Die körperlichen Beschwerden sind zwar real – aber eben nicht krank. Man könnte sie auch als Alarmsignale des Körpers bezeichnen, die etwas über die aktuelle bio-soziale Situation aussagen. In Worte übersetzt bedeutet die Körpersprache: ‚mir ist nicht wohl, meine Bedürfnisse sind nicht erfüllt. Ich fühle mich in meinem Gleichgewicht bedroht.‘
Das Schwierige an der Sache ist, dass körperlicher Stress oft nicht bewusst wahrgenommen wird, obwohl das Stresshormon Cortisol im Blut bereits deutlich nachweisbar ist. Das konnte der Basler Professor für Klinische Psychologie, Prof. Dirk Hellhammer, nachweisen (Hellhammer, 2008). Besteht über längere Zeit hinweg eine unterschwellige Stressreaktion, steigt die Wahrscheinlichkeit, in stressigen Situationen, oder sogar auf blosse gedankliche Vorstellungen, mit einer Alarmreaktion zu reagieren, die mit emotionalen Ausrastern oder, im Extremfall sogar mit einer Panikattacke, getoppt wird.
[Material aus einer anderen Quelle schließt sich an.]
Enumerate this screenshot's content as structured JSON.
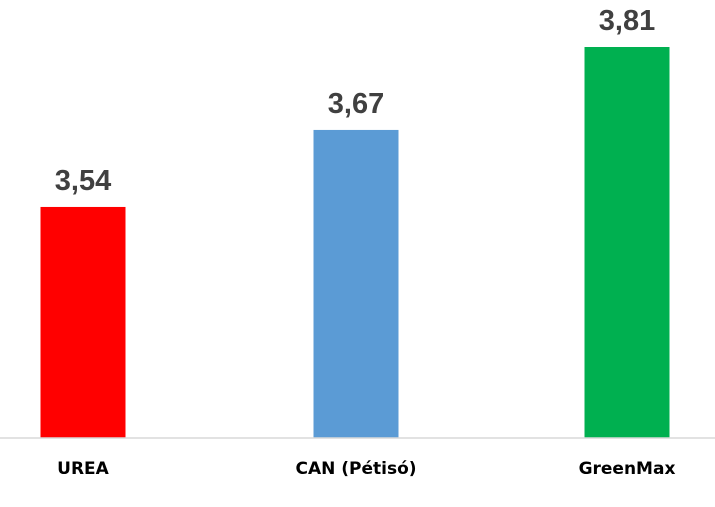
{
  "chart_data": {
    "type": "bar",
    "categories": [
      "UREA",
      "CAN (Pétisó)",
      "GreenMax"
    ],
    "values": [
      3.54,
      3.67,
      3.81
    ],
    "value_labels": [
      "3,54",
      "3,67",
      "3,81"
    ],
    "colors": [
      "#ff0000",
      "#5b9bd5",
      "#00b050"
    ],
    "ylim": [
      3.15,
      3.81
    ],
    "title": "",
    "xlabel": "",
    "ylabel": "",
    "grid": false,
    "legend": "none"
  }
}
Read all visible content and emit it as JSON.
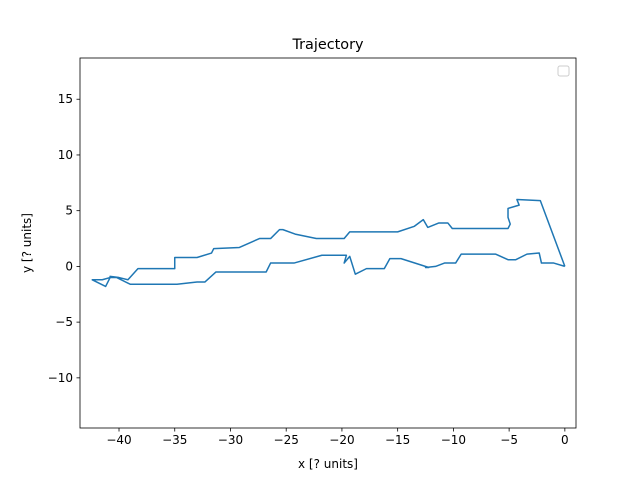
{
  "chart_data": {
    "type": "line",
    "title": "Trajectory",
    "xlabel": "x [? units]",
    "ylabel": "y [? units]",
    "xlim": [
      -43.5,
      1.0
    ],
    "ylim": [
      -14.5,
      18.7
    ],
    "xticks": [
      -40,
      -35,
      -30,
      -25,
      -20,
      -15,
      -10,
      -5,
      0
    ],
    "yticks": [
      -10,
      -5,
      0,
      5,
      10,
      15
    ],
    "xtick_labels": [
      "−40",
      "−35",
      "−30",
      "−25",
      "−20",
      "−15",
      "−10",
      "−5",
      "0"
    ],
    "ytick_labels": [
      "−10",
      "−5",
      "0",
      "5",
      "10",
      "15"
    ],
    "grid": false,
    "legend": "top-right, empty",
    "series": [
      {
        "color": "#1f77b4",
        "x": [
          0.0,
          -2.2,
          -4.3,
          -4.1,
          -5.1,
          -5.1,
          -4.9,
          -5.1,
          -10.1,
          -10.5,
          -11.3,
          -12.3,
          -12.7,
          -13.5,
          -15.0,
          -19.3,
          -19.8,
          -22.3,
          -24.2,
          -25.3,
          -25.6,
          -26.4,
          -27.4,
          -29.2,
          -29.2,
          -31.5,
          -31.7,
          -33.0,
          -35.0,
          -35.0,
          -38.3,
          -39.2,
          -40.0,
          -40.8,
          -40.8,
          -41.2,
          -42.4,
          -41.5,
          -40.8,
          -40.2,
          -39.0,
          -38.3,
          -34.8,
          -33.0,
          -32.3,
          -31.3,
          -26.8,
          -26.4,
          -24.3,
          -21.8,
          -19.6,
          -19.8,
          -19.3,
          -18.8,
          -17.8,
          -16.2,
          -15.7,
          -14.7,
          -12.2,
          -12.5,
          -12.5,
          -11.6,
          -10.8,
          -9.8,
          -9.3,
          -6.2,
          -5.1,
          -4.4,
          -3.4,
          -2.3,
          -2.1,
          -1.0,
          0.0
        ],
        "y": [
          0.0,
          5.9,
          6.0,
          5.5,
          5.2,
          4.4,
          3.8,
          3.4,
          3.4,
          3.9,
          3.9,
          3.5,
          4.2,
          3.6,
          3.1,
          3.1,
          2.5,
          2.5,
          2.9,
          3.3,
          3.3,
          2.5,
          2.5,
          1.7,
          1.7,
          1.6,
          1.2,
          0.8,
          0.8,
          -0.2,
          -0.2,
          -1.2,
          -1.0,
          -0.9,
          -1.0,
          -1.8,
          -1.2,
          -1.2,
          -1.0,
          -1.0,
          -1.6,
          -1.6,
          -1.6,
          -1.4,
          -1.4,
          -0.5,
          -0.5,
          0.3,
          0.3,
          1.0,
          1.0,
          0.3,
          0.9,
          -0.7,
          -0.2,
          -0.2,
          0.7,
          0.7,
          -0.1,
          -0.1,
          -0.1,
          0.0,
          0.3,
          0.3,
          1.1,
          1.1,
          0.6,
          0.6,
          1.1,
          1.2,
          0.3,
          0.3,
          0.0
        ]
      }
    ]
  }
}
Warum tiefe Atmung so wichtig ist

Angst und Stress haben dank der Signalübertragung des Nervus Vagus eine Wirkung auf den Körper. Doch die Informationsübertragung funktioniert auch anders herum: Sogar achtzig Prozent der Informationen fliessen vom Bauch aufwärts ins Gehirn. Dies bedeutet, dass wir über unser Verhalten einen entscheidenden Einfluss auf unser Gemüt nehmen können.
Mit tiefer Bauchatmung kann jeder Mensch seinen Organismus in einen entspannten und gelösten Zustand bringen. Der Bauch beruhigt sich und der Nervus Vagus kann endlich Entwarnung ans Gehirn melden: ‚wir sind wieder in Sicherheit!‘

Das Sicherheitsgefühl

Daraus entspringt ein köstliches Gefühl der Geborgenheit, das in eine Entspannungsreaktion münden kann, wenn es genügend Zeit und Raum erhält, um sich entfalten zu können. Es zu geniessen und eine tägliche Übungspraxis zu entwickeln, die sich leicht in den Arbeitsalltag integrieren lässt, könnte eine lohnende Investition in die Gesundheit sein. Das Sicherheitsgefühl hat viele Vorteile, nicht nur fürs Gehirn, sondern für den ganzen Körper, insbesondere für Immunprozesse und das hormonelle Gleichgewicht. Nicht zuletzt trägt es dazu bei, sich im Leben geborgen, frei und inspiriert zu fühlen. Das könnte der Grund sein, weshalb das Wort ‚Atmen‘ auf das Sanskritwort ‚Atman‘, für ‚Seele‘, zurück geht.

Tiefenentspannung ist lernbar

Literaturangabe:

Hellhammer, D. H. & Hellhammer, J. (Hrsg.), (2008). Stress The Brain-Body Connection. Basel (Karger).